Deptford’s litter patrol has helped keep the township clean since 2021.
The patrol was inspired by Earth Day that year and is made up of township employees who regularly take to the streets. It also was an answer to a manpower shortage caused by COVID.
“Before COVID, (people sentenced to) community service would go around Deptford and pick up trash,” said Mayor Paul Medany. “But lately, we’ve been having trouble getting people sentenced for minor offenses, like shoplifting, which is how the litter patrol came about.
“Now township employees do it and the patrol is a permanent addition, even if the community- service sentences go back up,” he added. “We also have a code enforcer go out to different businesses and encourage them to keep their property clean.”
The patrol is highlighted with a truck and trailer custom wrapped to clearly identify the vehicles as part of the litter effort.
“We bought a pickup truck and trailer with (New Jersey) Clean Communities money,” Medany explained. “The money is from a grant from the state where we participated in the clean communities program and applied for money.”
Along with the obvious unpleasant visuals, litter is bad for the environment. Trash could end up getting into storm drains that will deliver it to streams, rivers and other bodies of water.
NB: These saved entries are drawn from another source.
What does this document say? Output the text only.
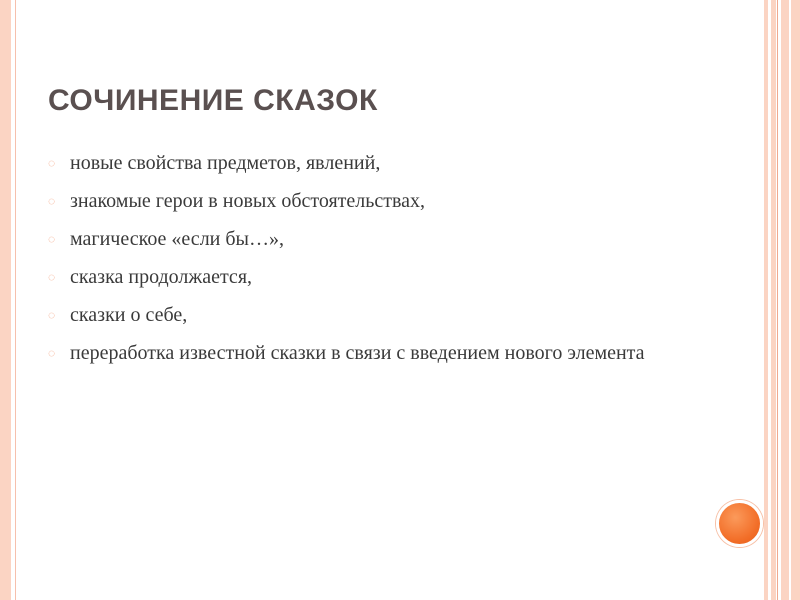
СОЧИНЕНИЕ СКАЗОК
◌ новые свойства предметов, явлений,
◌ знакомые герои в новых обстоятельствах,
◌ магическое «если бы…»,
◌ сказка продолжается,
◌ сказки о себе,
◌ переработка известной сказки в связи с введением нового элемента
It is even more of a challenge if the litter in question is not biodegradable.
“A part of it,” Medany pointed out, “is to educate people about where litter comes from and how it is such a problem for the community, how it is both a visual and environmental problem. We want to keep our community clean.”
Another challenge is Deptford’s sheer size: The township is home to more than 500 roads and covers around 17.33 square miles, according to the U.S Census Bureau.
Residents who spot a large pile of litter are asked to fill out a service request form on the township website.